The legislatures in both Arizona and California have increased funding for valley fever in recent years, and in February, the National Institutes of Health awarded $4.5 million in grants to researchers in both states to better understand the range of severity in valley fever and research a potential vaccine. (A vaccine for dogs, an animal prone to infection with the fungus, is already in development.)

Barker is among a small group of scientists trying to better understand how the coccidioides fungus operates. Why, for instance, can cocci turn up in one patch of soil but be totally absent from another a few feet away. How is it spreading into new territories? In eastern Washington, researchers believe the fungus may have been hanging around but dormant until conditions warmed. 

There’s less confidence about the cause of a recent, sudden explosion of cases in northern Arizona. Perhaps, Barker said, wind carried spores from Phoenix, where the fungus is widespread. “(Flagstaff) is only 200 kilometers from a source,” she said.
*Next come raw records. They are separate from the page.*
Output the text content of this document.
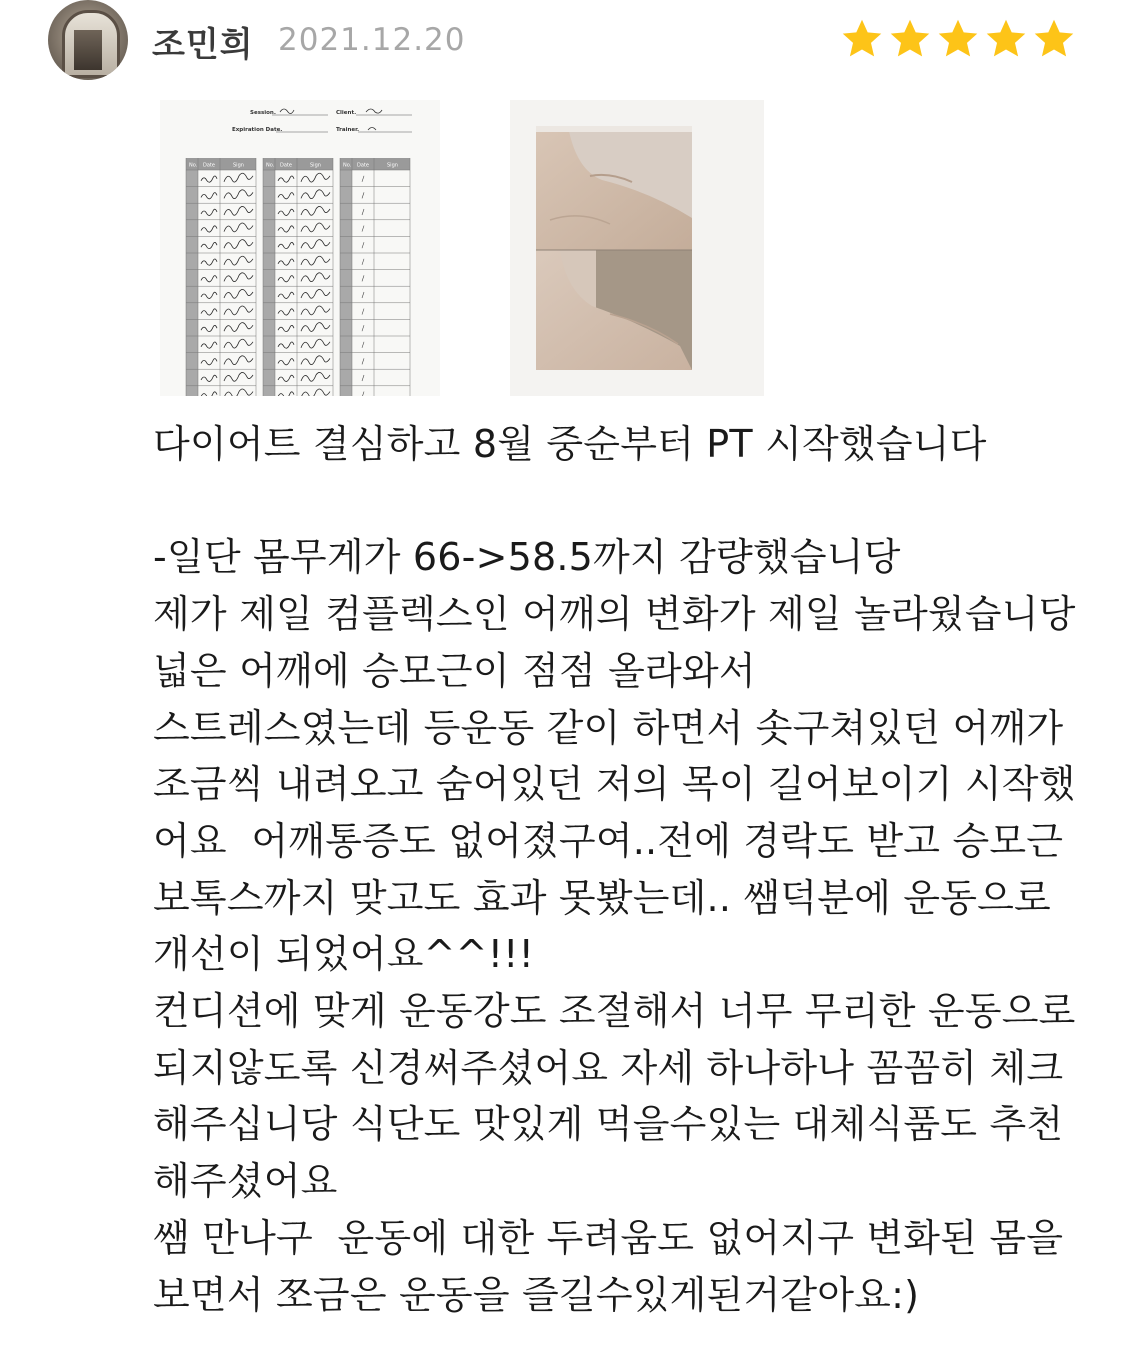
조민희 2021.12.20
Session.	Client.
Expiration Date.	Trainer.
No. Date	Sign	No. Date	Sign	No. Date	Sign
다이어트 결심하고 8월 중순부터 PT 시작했습니다
-일단 몸무게가 66->58.5까지 감량했습니당
제가 제일 컴플렉스인 어깨의 변화가 제일 놀라웠습니당
넓은 어깨에 승모근이 점점 올라와서
스트레스였는데 등운동 같이 하면서 솟구쳐있던 어깨가
조금씩 내려오고 숨어있던 저의 목이 길어보이기 시작했
어요  어깨통증도 없어졌구여..전에 경락도 받고 승모근
보톡스까지 맞고도 효과 못봤는데.. 쌤덕분에 운동으로
개선이 되었어요^^!!!
컨디션에 맞게 운동강도 조절해서 너무 무리한 운동으로
되지않도록 신경써주셨어요 자세 하나하나 꼼꼼히 체크
해주십니당 식단도 맛있게 먹을수있는 대체식품도 추천
해주셨어요
쌤 만나구  운동에 대한 두려움도 없어지구 변화된 몸을
보면서 쪼금은 운동을 즐길수있게된거같아요:)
Using genotyping and air sampling, she hopes to identify various cocci strains that exist in the Southwest. A recent grant is also funding Barker’s research into better predicting seasonal risks of disease outbreaks. 

At the University of California, Berkeley, ongoing research is exploring how rodents that burrow into soil may play a role in valley fever. When the animals die, cocci spherules held in their lungs wind up back in the dirt, and the burrow can become a hotbed for fungal growth.  

Gorris, who continues to study fungal diseases, believes valley fever’s spread doesn’t have to prove as dire as her model projects. “When we looked at a moderate climate-warming scenario, we found that reducing greenhouse gas emissions would reduce the expansion of the Valley Fever endemic region,” she said. “Changes in the amount of greenhouse gas emissions changes the outcomes and the health effects of this disease.”